Malesh stared at the royal guard's white-gloved hand blocking his chest. His exhausted brain rapidly processed the logistical outcomes of this interaction. Arguing would take approximately five minutes. Physical removal would take one second.

Malesh chose efficiency.

Without changing his deadpan, sleep-deprived expression, Malesh pulled his arm back and drove a sharp, perfectly calculated punch directly into the guard's jaw.

Crack.

The highly decorated guard instantly folded, collapsing onto the pristine marble steps like a dropped bag of flour.

Malesh casually stepped over the unconscious man, adjusting his loosened tie. "My minimum wage has been met. Let's go."

Kniya stared at the unconscious guard, then at Malesh's retreating back, and completely lost his mind. He howled with laughter, clutching his stomach as he jogged after his business partner into the grand ballroom.

"Bro, you just assaulted the Crown's security!" Kniya cackled. "I am officially making you the Head of Public Relations for Kavilson Steel! Because absolutely nothing says 'friendly corporate image' like breaking a guy's fucking jaw on the front porch!"

The Mechanics of Treason

The grand ballroom of the Royal Palace was a staggering display of absolute, glittering wealth. Hundreds of aristocrats wearing silk gowns and tailored tuxedos milled about under massive crystal chandeliers, sipping drinks that probably cost more than a standard house.

Malesh and Kniya immediately retreated to a marble pillar in the far corner, creating a safe distance between themselves and the socialites.

"Look at this parasitic ecosystem," Kniya muttered, chewing his mint gum as he scanned the room. "There are literally thousands of royal families in this country, all organized in a massive, outdated rank-based system. They make up twelve percent of the entire population, and they do absolutely nothing but stand around and judge people."

Malesh analytically scanned the crowd, doing a rapid headcount in his mind. "There are absolutely not thousands of families in this room. Your data is visually incorrect."

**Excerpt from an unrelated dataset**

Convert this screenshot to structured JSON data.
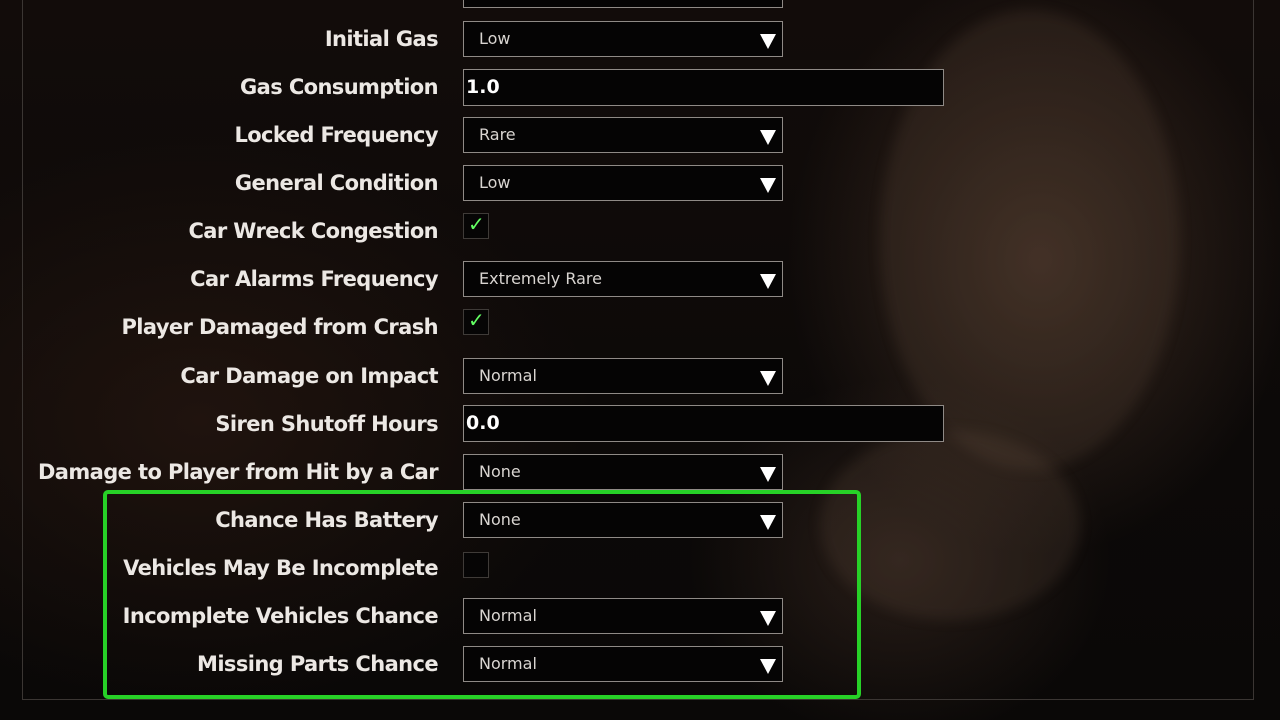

"Obviously, you idiot, they didn't invite everyone," Kniya rolled his eyes. "There are only the top two hundred families invited to this specific party. It's a strict hierarchy. Out of the thousands of royal bloodlines, you have the Top Eight Families—my family, the Andersons, is one of them. Above the Eight, there is the singular Top Family. And above them is the Patriarch, the one guy who controls the entire royal bloodline from the shadows."

Malesh took a sip of his drink, processing the political infrastructure. "I fucking hate monarchy. The idea of inheriting power just because you share DNA with a dead guy is a biological flaw."

"Agreed," Kniya nodded.

"But," Malesh continued, his deadpan voice taking on a tone of deep philosophical appreciation, "sometimes it is great. Mathematically, you have to respect the sheer efficiency of monarchial corruption."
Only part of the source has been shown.